1. An IgG antibody consisting of a light chain and a heavy chain; CDR1, CDR2 and CDR3 in the heavy chain variable region in the heavy chain are set forth in SEQ ID NO:1, 26 th to 33 th, 51 th to 58 th and 97 th to 111 th are shown; CDR1, CDR2 and CDR3 in the light chain variable region in the light chain are set forth in SEQ ID NO:4, 27 th to 38 th, 56 th to 58 th and 95 th to 103 th.

2. The IgG antibody of claim 1 wherein:

the heavy chain variable region is shown in SEQ ID NO:1 is shown in the specification;

the light chain variable region is shown in SEQ ID NO: 4.

3. The IgG antibody of claim 2 wherein:

the heavy chain is as follows (a) or (b): (a) SEQ ID NO:2 from position 20 to 471; (b) SEQ ID NO: 2;

the light chain is as follows (c) or (d): (c) SEQ ID NO:5 from position 20 to 239; (d) SEQ ID NO: 5.

4. A gene encoding the IgG antibody of any one of claims 1 to 3.

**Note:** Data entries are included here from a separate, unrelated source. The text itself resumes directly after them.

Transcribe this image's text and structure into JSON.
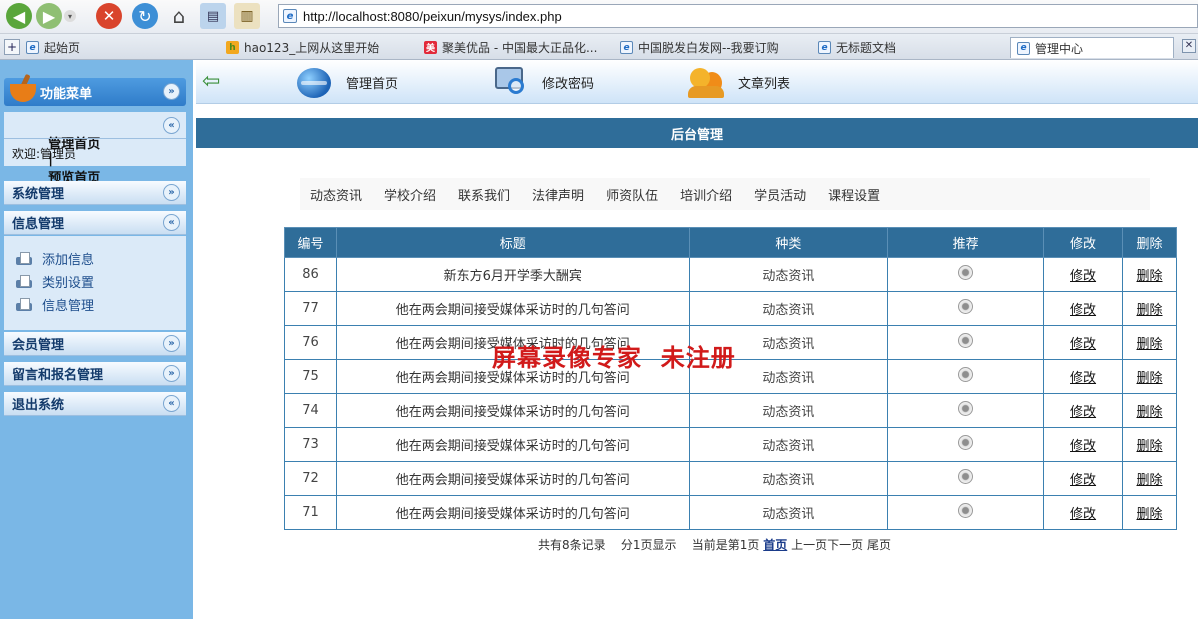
{
  "browser": {
    "address": "http://localhost:8080/peixun/mysys/index.php",
    "tabs": [
      {
        "label": "起始页",
        "icon": "ie-icon"
      },
      {
        "label": "hao123_上网从这里开始",
        "icon": "hao123-icon"
      },
      {
        "label": "聚美优品 - 中国最大正品化...",
        "icon": "jumei-icon"
      },
      {
        "label": "中国脱发白发网--我要订购",
        "icon": "ie-icon"
      },
      {
        "label": "无标题文档",
        "icon": "ie-icon"
      },
      {
        "label": "管理中心",
        "icon": "ie-icon",
        "active": true
      }
    ]
  },
  "sidebar": {
    "title": "功能菜单",
    "links": {
      "home": "管理首页",
      "sep": "|",
      "preview": "预览首页"
    },
    "welcome": "欢迎:管理员",
    "sections": [
      {
        "label": "系统管理",
        "state": "collapsed"
      },
      {
        "label": "信息管理",
        "state": "expanded",
        "items": [
          "添加信息",
          "类别设置",
          "信息管理"
        ]
      },
      {
        "label": "会员管理",
        "state": "collapsed"
      },
      {
        "label": "留言和报名管理",
        "state": "collapsed"
      },
      {
        "label": "退出系统",
        "state": "exit"
      }
    ]
  },
  "topnav": {
    "items": [
      {
        "label": "管理首页",
        "icon": "globe-icon"
      },
      {
        "label": "修改密码",
        "icon": "password-icon"
      },
      {
        "label": "文章列表",
        "icon": "users-icon"
      }
    ]
  },
  "banner": "后台管理",
  "categories": [
    "动态资讯",
    "学校介绍",
    "联系我们",
    "法律声明",
    "师资队伍",
    "培训介绍",
    "学员活动",
    "课程设置"
  ],
  "table": {
    "headers": [
      "编号",
      "标题",
      "种类",
      "推荐",
      "修改",
      "删除"
    ],
    "rows": [
      {
        "id": "86",
        "title": "新东方6月开学季大酬宾",
        "type": "动态资讯",
        "edit": "修改",
        "del": "删除"
      },
      {
        "id": "77",
        "title": "他在两会期间接受媒体采访时的几句答问",
        "type": "动态资讯",
        "edit": "修改",
        "del": "删除"
      },
      {
        "id": "76",
        "title": "他在两会期间接受媒体采访时的几句答问",
        "type": "动态资讯",
        "edit": "修改",
        "del": "删除"
      },
      {
        "id": "75",
        "title": "他在两会期间接受媒体采访时的几句答问",
        "type": "动态资讯",
        "edit": "修改",
        "del": "删除"
      },
      {
        "id": "74",
        "title": "他在两会期间接受媒体采访时的几句答问",
        "type": "动态资讯",
        "edit": "修改",
        "del": "删除"
      },
      {
        "id": "73",
        "title": "他在两会期间接受媒体采访时的几句答问",
        "type": "动态资讯",
        "edit": "修改",
        "del": "删除"
      },
      {
        "id": "72",
        "title": "他在两会期间接受媒体采访时的几句答问",
        "type": "动态资讯",
        "edit": "修改",
        "del": "删除"
      },
      {
        "id": "71",
        "title": "他在两会期间接受媒体采访时的几句答问",
        "type": "动态资讯",
        "edit": "修改",
        "del": "删除"
      }
    ]
  },
  "pager": {
    "summary": "共有8条记录    分1页显示    当前是第1页 ",
    "first": "首页",
    "prev": "上一页",
    "next": "下一页",
    "last": "尾页"
  },
  "watermark": "屏幕录像专家  未注册"
}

5. Use of an IgG antibody as claimed in claim 1 or 2 or 3 in the manufacture of a medicament for inhibiting novel coronaviruses.

6. A medicament for inhibiting novel coronaviruses, which comprises the IgG antibody of claim 1, 2 or 3 as an active ingredient.

7. Use of an IgG antibody as claimed in claim 1 or 2 or 3 in the manufacture of a medicament for neutralising a novel coronavirus.

8. A medicament for neutralizing a novel coronavirus, which comprises the IgG antibody of claim 1 or 2 or 3 as an active ingredient.

9. Use of an IgG antibody according to claim 1 or 2 or 3 for the manufacture of a medicament for the prevention and/or treatment of a neocrown infection.

10. A medicament for preventing and/or treating a neocrown infection, which comprises the IgG antibody of claim 1 or 2 or 3 as an active ingredient.